The laughter disappeared from her eyes, she darkened, abruptly changed her tone.

“No, I’m lying, it’s completely the opposite. I’m the one who’s prepared to do anything, and it’s never happened to me with anyone, and I’m glad that it’s happening now.”

Then, overcome by embarrassment, she went to bed without even saying goodnight.

I fell into a nervous half sleep, during which I convinced myself that the last little trickle of words was truer than the torrent that had preceded it.

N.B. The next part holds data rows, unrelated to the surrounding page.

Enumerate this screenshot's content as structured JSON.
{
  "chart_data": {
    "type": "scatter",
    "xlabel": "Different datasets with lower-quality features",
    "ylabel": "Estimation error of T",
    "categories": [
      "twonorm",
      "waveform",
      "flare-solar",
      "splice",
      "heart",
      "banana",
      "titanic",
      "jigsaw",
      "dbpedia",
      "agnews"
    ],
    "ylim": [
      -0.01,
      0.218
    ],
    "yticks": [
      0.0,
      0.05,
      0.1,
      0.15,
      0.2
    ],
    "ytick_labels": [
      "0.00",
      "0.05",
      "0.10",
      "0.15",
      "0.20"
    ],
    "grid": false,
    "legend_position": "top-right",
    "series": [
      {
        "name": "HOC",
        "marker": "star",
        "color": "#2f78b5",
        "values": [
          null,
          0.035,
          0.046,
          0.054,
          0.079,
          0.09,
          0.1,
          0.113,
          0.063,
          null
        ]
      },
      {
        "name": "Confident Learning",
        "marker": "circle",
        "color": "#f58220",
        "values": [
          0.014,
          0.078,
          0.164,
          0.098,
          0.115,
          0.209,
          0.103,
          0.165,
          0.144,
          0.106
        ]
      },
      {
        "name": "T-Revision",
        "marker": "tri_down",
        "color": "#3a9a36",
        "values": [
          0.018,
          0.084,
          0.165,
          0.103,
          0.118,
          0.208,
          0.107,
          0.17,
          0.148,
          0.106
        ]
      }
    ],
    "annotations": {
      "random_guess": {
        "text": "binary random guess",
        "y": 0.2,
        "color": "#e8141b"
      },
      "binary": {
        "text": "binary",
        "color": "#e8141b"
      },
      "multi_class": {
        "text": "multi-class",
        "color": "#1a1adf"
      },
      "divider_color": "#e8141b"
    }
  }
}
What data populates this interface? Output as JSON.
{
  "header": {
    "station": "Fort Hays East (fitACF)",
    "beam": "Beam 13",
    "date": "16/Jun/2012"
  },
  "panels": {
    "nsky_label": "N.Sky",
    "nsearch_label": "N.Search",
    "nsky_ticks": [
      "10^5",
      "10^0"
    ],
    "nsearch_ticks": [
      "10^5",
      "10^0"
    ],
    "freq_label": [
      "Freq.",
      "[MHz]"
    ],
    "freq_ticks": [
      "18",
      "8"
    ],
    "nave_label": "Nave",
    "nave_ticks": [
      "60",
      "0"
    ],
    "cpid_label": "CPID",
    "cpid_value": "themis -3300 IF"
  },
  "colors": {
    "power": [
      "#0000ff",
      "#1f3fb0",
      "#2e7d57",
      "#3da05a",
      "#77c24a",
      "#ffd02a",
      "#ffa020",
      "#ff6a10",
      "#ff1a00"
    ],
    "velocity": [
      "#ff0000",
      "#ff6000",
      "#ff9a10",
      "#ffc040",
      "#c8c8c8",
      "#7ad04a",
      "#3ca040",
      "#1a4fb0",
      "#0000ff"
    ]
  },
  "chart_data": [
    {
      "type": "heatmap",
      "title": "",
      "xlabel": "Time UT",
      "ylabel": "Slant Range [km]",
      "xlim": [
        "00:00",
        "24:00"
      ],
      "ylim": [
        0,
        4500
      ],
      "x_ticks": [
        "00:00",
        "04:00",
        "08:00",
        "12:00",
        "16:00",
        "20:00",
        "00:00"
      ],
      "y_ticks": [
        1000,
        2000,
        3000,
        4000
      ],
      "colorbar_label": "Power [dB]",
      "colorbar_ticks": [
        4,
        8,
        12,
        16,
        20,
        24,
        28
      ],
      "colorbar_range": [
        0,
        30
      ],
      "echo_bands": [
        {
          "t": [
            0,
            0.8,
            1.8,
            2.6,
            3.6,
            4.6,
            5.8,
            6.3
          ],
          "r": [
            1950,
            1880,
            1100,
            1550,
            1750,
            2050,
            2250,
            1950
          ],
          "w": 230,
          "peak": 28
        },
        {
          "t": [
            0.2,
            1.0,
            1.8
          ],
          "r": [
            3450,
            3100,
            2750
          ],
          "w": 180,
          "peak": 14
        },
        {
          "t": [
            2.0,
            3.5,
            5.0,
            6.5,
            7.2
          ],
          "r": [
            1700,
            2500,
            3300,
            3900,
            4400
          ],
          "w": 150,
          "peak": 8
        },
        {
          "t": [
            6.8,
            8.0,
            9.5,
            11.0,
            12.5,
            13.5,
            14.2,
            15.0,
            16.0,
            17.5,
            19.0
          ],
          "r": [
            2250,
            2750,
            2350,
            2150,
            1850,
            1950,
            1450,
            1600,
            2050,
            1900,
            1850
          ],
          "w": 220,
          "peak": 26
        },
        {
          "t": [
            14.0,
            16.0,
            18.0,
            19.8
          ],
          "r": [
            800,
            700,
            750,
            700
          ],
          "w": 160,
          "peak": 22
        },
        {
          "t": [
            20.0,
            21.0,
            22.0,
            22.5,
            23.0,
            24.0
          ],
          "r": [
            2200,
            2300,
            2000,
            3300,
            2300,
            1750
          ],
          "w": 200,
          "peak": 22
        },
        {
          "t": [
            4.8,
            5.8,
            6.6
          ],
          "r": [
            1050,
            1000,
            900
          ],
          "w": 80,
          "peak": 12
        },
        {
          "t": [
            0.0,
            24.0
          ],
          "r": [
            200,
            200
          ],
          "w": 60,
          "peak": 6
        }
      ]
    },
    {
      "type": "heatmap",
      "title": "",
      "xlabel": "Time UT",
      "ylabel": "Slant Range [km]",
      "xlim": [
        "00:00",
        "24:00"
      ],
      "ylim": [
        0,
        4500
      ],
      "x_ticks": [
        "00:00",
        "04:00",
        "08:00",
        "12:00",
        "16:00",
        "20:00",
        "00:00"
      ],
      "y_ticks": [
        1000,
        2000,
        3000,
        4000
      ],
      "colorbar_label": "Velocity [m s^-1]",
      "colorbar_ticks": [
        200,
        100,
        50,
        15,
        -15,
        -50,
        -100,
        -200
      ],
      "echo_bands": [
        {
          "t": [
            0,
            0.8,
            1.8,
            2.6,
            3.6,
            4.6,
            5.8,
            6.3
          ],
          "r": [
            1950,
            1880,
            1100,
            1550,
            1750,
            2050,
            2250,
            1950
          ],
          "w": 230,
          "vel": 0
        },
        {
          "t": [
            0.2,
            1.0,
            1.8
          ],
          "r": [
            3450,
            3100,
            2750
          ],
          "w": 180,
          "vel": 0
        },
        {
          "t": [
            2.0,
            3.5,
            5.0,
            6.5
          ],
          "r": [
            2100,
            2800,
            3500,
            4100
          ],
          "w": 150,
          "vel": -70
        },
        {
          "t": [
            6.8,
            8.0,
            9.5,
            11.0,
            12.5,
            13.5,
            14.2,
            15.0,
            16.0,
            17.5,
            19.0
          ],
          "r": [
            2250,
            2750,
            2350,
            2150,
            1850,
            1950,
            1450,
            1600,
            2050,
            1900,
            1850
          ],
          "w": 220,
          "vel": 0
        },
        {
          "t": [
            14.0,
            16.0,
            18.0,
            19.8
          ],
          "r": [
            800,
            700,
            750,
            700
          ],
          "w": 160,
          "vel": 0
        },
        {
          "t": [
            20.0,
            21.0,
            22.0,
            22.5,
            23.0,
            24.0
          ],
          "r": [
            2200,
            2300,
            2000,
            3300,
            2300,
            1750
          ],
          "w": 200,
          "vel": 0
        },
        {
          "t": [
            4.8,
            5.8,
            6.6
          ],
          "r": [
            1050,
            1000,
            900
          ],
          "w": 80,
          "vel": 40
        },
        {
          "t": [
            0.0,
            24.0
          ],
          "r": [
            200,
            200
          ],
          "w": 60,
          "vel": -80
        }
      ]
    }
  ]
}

During the week that followed I had the proof. First of all, as early as Monday I realized that Bruno, after Pinuccia’s departure, really had begun to focus on me, and he now considered that the moment had arrived to behave toward me as Nino behaved with Lila. While we were swimming he clumsily pulled me toward him to kiss me, so that I swallowed a mouthful of water and had to return to the shore coughing. I was annoyed, he saw it. When he came to lie down in the sun next to me, with the air of a beaten dog, I made a kind but firm little speech, whose sense was: Bruno, you’re very nice, but between you and me there can’t be anything but a fraternal feeling. He was sad but he didn’t give up. The same night, after the phone call to Stefano, we all went to walk on the beach and then we sat on the cold sand and stretched out to look at the stars, Lila resting on her elbows, Nino with his head on her stomach, I with my head on Nino’s stomach, Bruno with his head on my stomach. We gazed at the constellations, praising the portentous architecture of the sky with trite formulas. Not all of us, Lila didn’t. She was silent, but when we had exhausted the catalogue of worshipful wonder, she said that the spectacle of night frightened her, she saw no structure but only random shards of glass in a blue pitch. This silenced us all, and I was vexed: she had that habit of speaking last, which gave her time to reflect and allowed her to disrupt with a single remark everything that we had more or less thoughtlessly said.